Variously I did see the odd mention of psychoactive drugs like SSRIs, but I basically saw all of them mentioned, none stood out, and it seems probably related to immunological processes, which IMO is likely the only relevant mechanism of action for all those drugs. The very name antidepressant is very misleading, a historical blunder.

 

How bizarre LongCovidPharmD going on about herxing in her replies.

 

I did a quick search for "herxing" on this site and our colleague site. Just a few hits here, mostly in relation to (feisty) historic discussion about some near-fatalities with the Marshall protocol. Lots of hits on PR. I wonder whether the term "herxing" has been more broadly adopted by patients. Language evolves to suit needs I guess.

A relatively recent review article: The Jarisch–Herxheimer Reaction After Antibiotic Treatment of Spirochetal Infections: A Review of Recent Cases and Our Understanding of Pathogenesis (2017) indicates that the mechanism is not understood, so maybe this effect might have a broader aetiology? It seems like an interesting aspect that would be good to understand more fully in the above context.

 

Social media moves more quickly than established systems for formal trials? Of course it does, that should be no surprise to anybody. And what should not surprise anybody is that a quick Twitter poll, which will be open to all kinds of bias, on the efficacy of an alleged treatment should not be put forward as being as reliable or as worthwhile as a formal study.

 

The term herxing comes from Lyme-patients I think. It's used to describe symptoms flaring from excessive die-off of Lyme-spyrochetes during treatment. As for the scientific basis of all of it I don't know, but I know it's used in that context.

 

The term herxing has been used for decades by ME/CFS patients. It has been used for every type of response, from taking supplements to medications, social media encourages people to continue the treatments b/c 'something' apparently is 'dying off'.

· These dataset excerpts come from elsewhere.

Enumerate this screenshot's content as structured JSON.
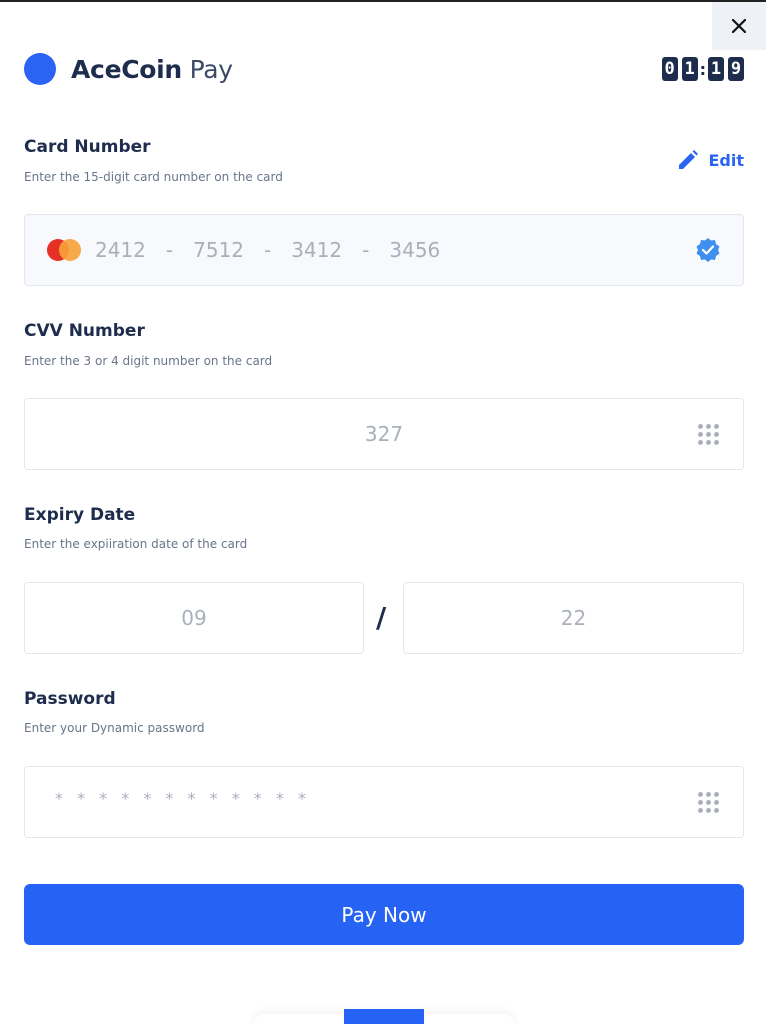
{
  "brand": {
    "name_bold": "AceCoin",
    "name_light": "Pay",
    "color": "#2b63f5"
  },
  "timer": {
    "digits": [
      "0",
      "1",
      "1",
      "9"
    ],
    "separator": ":"
  },
  "card_number": {
    "title": "Card Number",
    "subtitle": "Enter the 15-digit card number on the card",
    "edit_label": "Edit",
    "groups": [
      "2412",
      "7512",
      "3412",
      "3456"
    ],
    "separator": "-",
    "brand_icon": "mastercard-icon",
    "verified_icon": "verified-badge-icon"
  },
  "cvv": {
    "title": "CVV Number",
    "subtitle": "Enter the 3 or 4 digit number on the card",
    "value": "327"
  },
  "expiry": {
    "title": "Expiry Date",
    "subtitle": "Enter the expiiration date of the card",
    "month": "09",
    "separator": "/",
    "year": "22"
  },
  "password": {
    "title": "Password",
    "subtitle": "Enter your Dynamic password",
    "placeholder": "* * * * * * * * * * * *"
  },
  "pay_button": {
    "label": "Pay Now"
  },
  "colors": {
    "accent": "#2663f5",
    "heading": "#1e2d4d",
    "muted": "#a9b0bc"
  }
}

An immune response if not the same as die-off, in fact it can make you worse.

 

Regular academia is capable of moving this quickly, it's pretty much the norm in early stage research. Getting research grants to do RCTs is not supposed to be the first step in research, a problem with chronic illness research is that no one has discretionary budgets they can use for it to do this kind of quick iterative work.

This is hypothesis-generation. It's supposed to be quick. RCTs are supposed to follow much later, when there is a firm hypothesis that deserves to be tested rigorously. This here is supposed to be how it works, we just don't have it, there is not a single tenured professor of chronic illness that can use their own departmental resources to do this kind of work. The pragmatic trial paradigm is basically 99% waste when used to generate hypotheses.

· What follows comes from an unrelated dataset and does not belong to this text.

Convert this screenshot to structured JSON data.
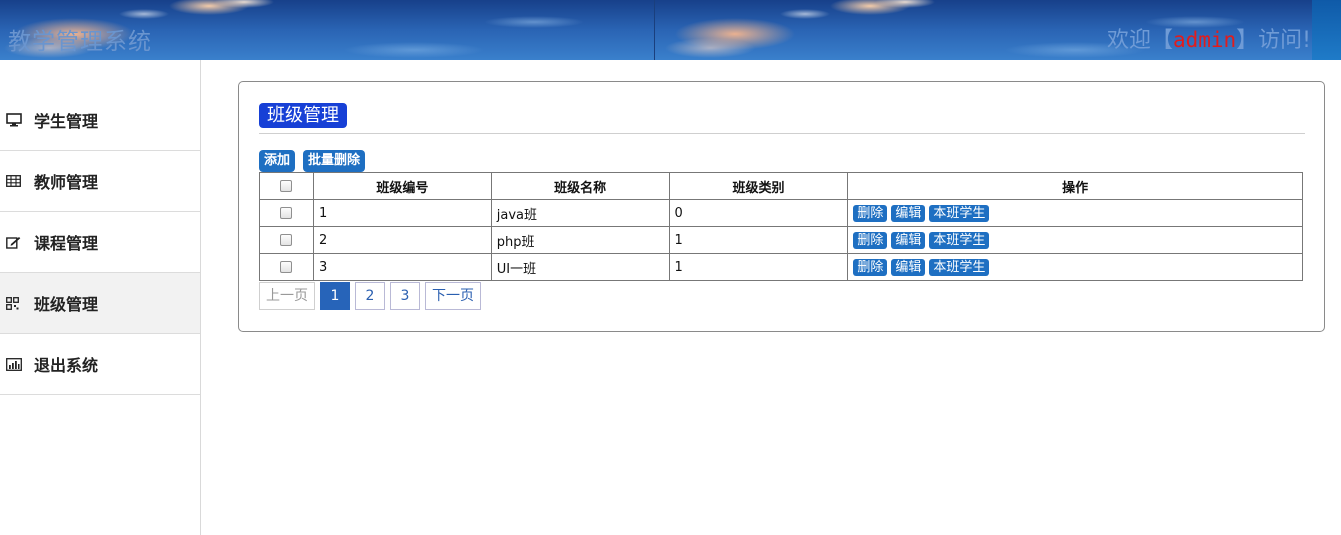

That's the whole issue with NIH and not funding exploratory research. They usually come in long after this preliminary work has been done. We just never had anyone allowed to do it, so here someone is just going ahead and doing it.

 

No, it's not. It is encouraging desperate sick people to take something that they think is a treatment, and to report back in order to influence other people as to what the 'right' dose is. It's unethical and dangerous. We've seen it before with various 'cures', and no doubt will see it again, but let's not try to paint it as something it isn't.